Addicted to…?

How would you complete the question: “What are you addicted to?”

Would you be offended to be even asked such a question?  I hope not, because we are all struggling with addictions since the fall of Adam and Eve in the Garden.  What started out as an “addiction to the Almighty,” which was good, wound up being an “an addiction to self,” which is grotesque!  We have been on a downward spiral ever since, moving from one addiction to another.  Let me make this perfectly clear: for Christians, if our addiction is not to the Almighty, it’s the wrong addiction!

As a pastor, I have counseled people who are facing very difficult and often debilitating addictions: workaholism, sloth, gambling, alcohol, drugs, food, pornography, success, money, image, approval, or acceptance, to name some of the most common.  Regardless of the addiction, the goal of our counseling sessions is to identify what the person views as their missing link in life that compels them to surrender to their particular addiction.  You see, it’s not the actual thing they are addicted to that they believe is meeting their needs; it’s what they get from their addiction that is.  And what they get is only a fleeting, illusory filling of the void that runs deep within their souls.

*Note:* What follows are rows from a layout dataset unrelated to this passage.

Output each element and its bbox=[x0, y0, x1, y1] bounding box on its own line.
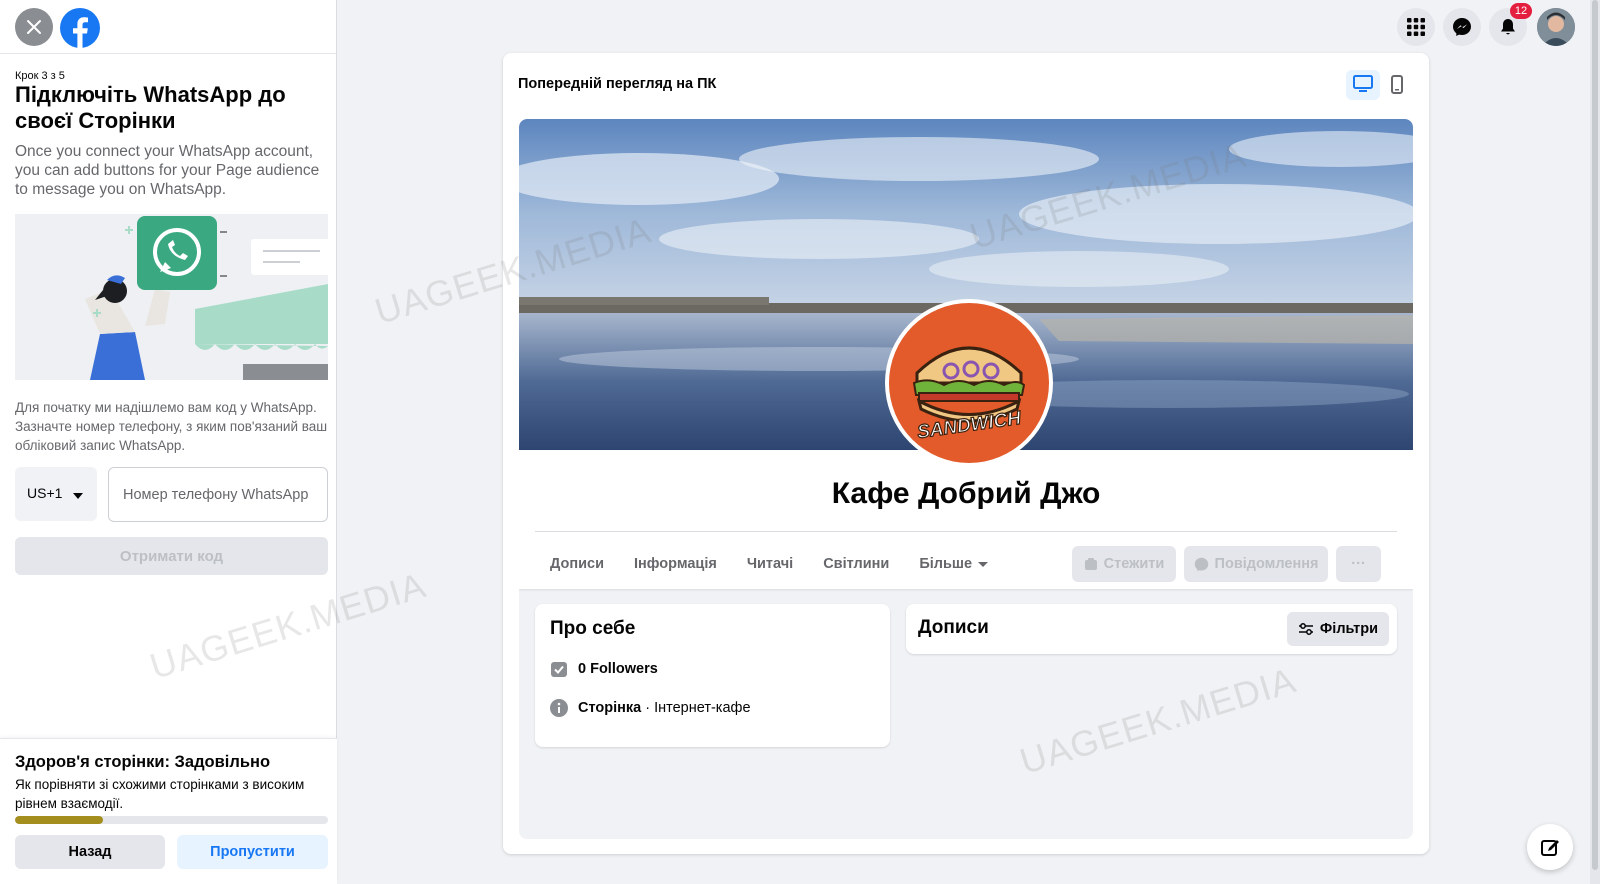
account-avatar[interactable] bbox=[1537, 8, 1575, 46]
phone-number-input[interactable] bbox=[108, 467, 328, 522]
messenger-button[interactable] bbox=[1443, 8, 1481, 46]
mobile-icon bbox=[1391, 75, 1403, 94]
filters-icon bbox=[1298, 623, 1313, 635]
page-health-card: Здоров'я сторінки: Задовільно Як порівня… bbox=[0, 738, 337, 884]
page-health-progress-bar bbox=[15, 816, 328, 824]
tab-followers[interactable]: Читачі bbox=[732, 546, 808, 582]
compose-icon bbox=[1541, 840, 1559, 856]
desktop-preview-toggle[interactable] bbox=[1346, 70, 1380, 100]
mobile-preview-toggle[interactable] bbox=[1381, 70, 1415, 100]
page-tabs: Дописи Інформація Читачі Світлини Більше bbox=[535, 546, 1003, 582]
page-category: · Інтернет-кафе bbox=[641, 700, 751, 716]
followers-count: 0 Followers bbox=[578, 661, 658, 677]
followers-row: 0 Followers bbox=[550, 660, 658, 678]
step-indicator: Крок 3 з 5 bbox=[15, 70, 65, 82]
bell-icon bbox=[1501, 19, 1515, 35]
filters-button[interactable]: Фільтри bbox=[1287, 612, 1389, 646]
facebook-logo-icon[interactable] bbox=[60, 8, 100, 48]
followers-check-icon bbox=[551, 662, 567, 677]
message-button[interactable]: Повідомлення bbox=[1184, 546, 1328, 582]
back-button[interactable]: Назад bbox=[15, 835, 165, 869]
tab-more[interactable]: Більше bbox=[904, 546, 1003, 582]
close-button[interactable] bbox=[15, 8, 53, 46]
phone-instructions: Для початку ми надішлемо вам код у Whats… bbox=[15, 400, 328, 453]
desktop-icon bbox=[1353, 75, 1373, 92]
close-icon bbox=[27, 20, 41, 34]
posts-title: Дописи bbox=[918, 617, 989, 638]
caret-down-icon bbox=[978, 561, 989, 567]
scrollbar-thumb[interactable] bbox=[1592, 0, 1598, 870]
country-code-value: US+1 bbox=[27, 485, 63, 501]
filters-label: Фільтри bbox=[1319, 621, 1379, 637]
page-health-title: Здоров'я сторінки: Задовільно bbox=[15, 753, 271, 771]
about-title: Про себе bbox=[550, 618, 636, 639]
tab-posts[interactable]: Дописи bbox=[535, 546, 619, 582]
follow-button[interactable]: Стежити bbox=[1072, 546, 1176, 582]
country-code-select[interactable]: US+1 bbox=[15, 467, 97, 521]
setup-wizard-panel: Крок 3 з 5 Підключіть WhatsApp до своєї … bbox=[0, 0, 337, 884]
profile-picture[interactable]: SANDWICH bbox=[885, 299, 1053, 467]
follow-icon bbox=[1084, 558, 1097, 570]
messenger-icon bbox=[1453, 18, 1471, 36]
tab-about[interactable]: Інформація bbox=[619, 546, 732, 582]
page-type-label: Сторінка bbox=[578, 700, 642, 716]
about-card: Про себе 0 Followers Сторінка · Інтернет… bbox=[535, 604, 890, 747]
tab-more-label: Більше bbox=[919, 556, 973, 572]
wizard-description: Once you connect your WhatsApp account, … bbox=[15, 143, 320, 198]
page-category-row: Сторінка · Інтернет-кафе bbox=[550, 699, 751, 717]
page-health-progress-fill bbox=[15, 816, 103, 824]
menu-button[interactable] bbox=[1397, 8, 1435, 46]
message-label: Повідомлення bbox=[1214, 556, 1319, 572]
new-message-button[interactable] bbox=[1527, 824, 1573, 870]
get-code-button[interactable]: Отримати код bbox=[15, 537, 328, 575]
posts-card: Дописи Фільтри bbox=[906, 604, 1397, 654]
grid-menu-icon bbox=[1407, 18, 1425, 36]
page-health-description: Як порівняти зі схожими сторінками з вис… bbox=[15, 777, 305, 811]
skip-button[interactable]: Пропустити bbox=[177, 835, 328, 869]
page-name: Кафе Добрий Джо bbox=[831, 477, 1101, 510]
whatsapp-illustration bbox=[15, 214, 328, 380]
page-preview-card: Попередній перегляд на ПК SANDWICH Кафе … bbox=[503, 53, 1429, 854]
wizard-header bbox=[0, 0, 336, 54]
follow-label: Стежити bbox=[1103, 556, 1165, 572]
header-divider bbox=[535, 531, 1397, 532]
wizard-title: Підключіть WhatsApp до своєї Сторінки bbox=[15, 82, 286, 133]
messenger-icon bbox=[1194, 557, 1208, 571]
preview-title: Попередній перегляд на ПК bbox=[518, 76, 717, 92]
tab-photos[interactable]: Світлини bbox=[808, 546, 904, 582]
caret-down-icon bbox=[73, 493, 83, 499]
notification-badge: 12 bbox=[1510, 3, 1532, 19]
more-options-button[interactable]: ··· bbox=[1336, 546, 1381, 582]
info-icon bbox=[550, 699, 568, 717]
facebook-page-preview: SANDWICH Кафе Добрий Джо Дописи Інформац… bbox=[519, 119, 1413, 839]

What we all need is a little Gospel-sanity in our lives.  The Gospel tells us that we all have a hole in our soul; that hole is in need of constant filling, or we will feel empty, lost, and hopeless.  But when we try to fill the hole with anything smaller than God, the filling never lasts—and in fact, it only makes us try harder the next time to fill it more.  Apart from the Almighty, this vicious cycle never ends.  We move frantically from one addiction to another, in a fruitless attempt to fill the hole that can only be filled by Jesus Christ. 

Many Christians remember that when they were first saved, they sensed an overwhelming sense of peace—a filling of that hole in their soul.  This is what the Gospel is designed to do.  It fills the void caused by sin with freedom, joy, and faithfulness.  The problem is that many move on from the Gospel, thinking it was only meant to start the filling process by getting them saved.  They see the Gospel only as the “door” leading into the Christian life; they miss the truth that it is also the “floor” upon which they are to build their entire existence.

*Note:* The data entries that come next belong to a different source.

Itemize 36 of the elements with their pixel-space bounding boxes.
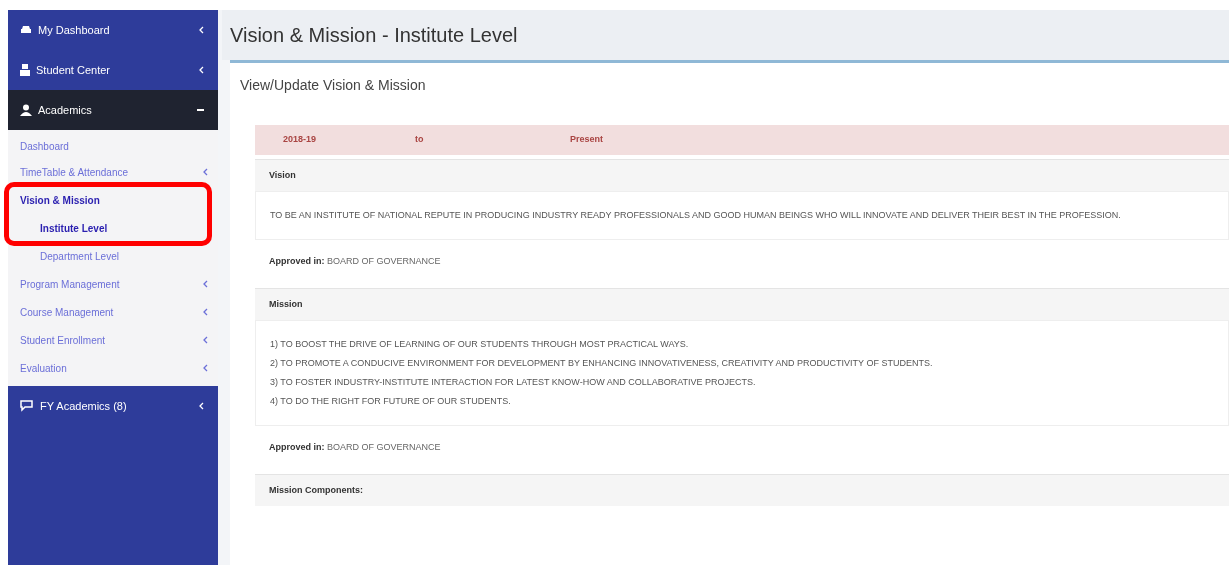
section-heading: Vision [255,159,1229,191]
page-title: Vision & Mission - Institute Level [230,23,518,48]
chevron-left-icon [203,364,208,372]
period-text: Present [570,133,604,147]
chevron-left-icon [199,26,204,34]
chevron-left-icon [199,66,204,74]
chevron-left-icon [203,336,208,344]
submenu-item[interactable]: Student Enrollment [8,326,218,354]
section-heading: Mission [255,288,1229,320]
submenu-item[interactable]: TimeTable & Attendance [8,158,218,186]
submenu-item[interactable]: Department Level [8,242,218,270]
chevron-left-icon [203,280,208,288]
submenu-item[interactable]: Program Management [8,270,218,298]
submenu-item[interactable]: Institute Level [8,214,218,242]
chevron-left-icon [203,168,208,176]
submenu-item[interactable]: Dashboard [8,134,218,158]
period-text: 2018-19 [282,133,318,147]
body-text: TO BE AN INSTITUTE OF NATIONAL REPUTE IN PRODUCING INDUSTRY READY PROFESSIONALS AND GOOD HUMAN BEINGS WHO WILL INNOVATE AND DELIVER THEIR BEST IN THE PROFESSION. [270,209,1122,222]
submenu-item[interactable]: Evaluation [8,354,218,382]
chevron-left-icon [203,308,208,316]
body-text: 3) TO FOSTER INDUSTRY-INSTITUTE INTERACTION FOR LATEST KNOW-HOW AND COLLABORATIVE PROJECTS. [270,376,757,389]
user-icon [20,104,32,116]
sidebar-item[interactable]: Academics [8,90,218,130]
approval-text: Approved in: BOARD OF GOVERNANCE [269,441,441,455]
body-text: 2) TO PROMOTE A CONDUCIVE ENVIRONMENT FOR DEVELOPMENT BY ENHANCING INNOVATIVENESS, CREATIVITY AND PRODUCTIVITY OF STUDENTS. [270,357,934,370]
submenu-item[interactable]: Course Management [8,298,218,326]
card-subtitle: View/Update Vision & Mission [240,77,426,93]
approval-text: Approved in: BOARD OF GOVERNANCE [269,255,441,269]
minus-icon [197,109,204,111]
body-text: 4) TO DO THE RIGHT FOR FUTURE OF OUR STUDENTS. [270,395,512,408]
chat-icon [20,400,34,412]
section-heading: Mission Components: [255,474,1229,506]
submenu-item[interactable]: Vision & Mission [8,186,218,214]
body-text: 1) TO BOOST THE DRIVE OF LEARNING OF OUR STUDENTS THROUGH MOST PRACTICAL WAYS. [270,338,690,351]
period-text: to [415,133,425,147]
chevron-left-icon [199,402,204,410]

Only the Gospel can fill the hole in our soul and keep on filling it for the rest of our lives.  Nothing in this world can do what only the Gospel can do, and God designed it for just that reason.  Imagine being able to fill the hole in our soul completely and finding deep satisfaction in work or success or the applause of man.  If this was possible we would never long for or look to God.  We would live like Adam and Eve attempted to live—autonomous and apart from the rule of God.  Yet to attempt to live this way is to deny our humanity. 

All of life needs to be centered in and built upon the truths of the Gospel, the finished work of Jesus Christ.  This is the one thing God designed to fill the void and keep on filling it without any effort on our part.  That’s the point of grace!  It’s a gift that has been given freely and completely and it never stops giving.

Tim Keller writes, “We can make him the new center of our lives and stop trying to be our own Savior and Lord.  We can accept both his challenge to recognize ourselves as sinners in need of his salvation, and his renewing love as the new basis of our identity.”  We need to keep looking to Jesus and stop looking to anything else.  With an “addiction to the Almighty,” we will find a filling that overflows from the Fount of every blessing.

So . . . what are you addicted to today?  Would a little reorientation of the heart do you some good? 

This is the Gospel.  This is grace for your race.  NEVER FORGET THAT . . . AMEN!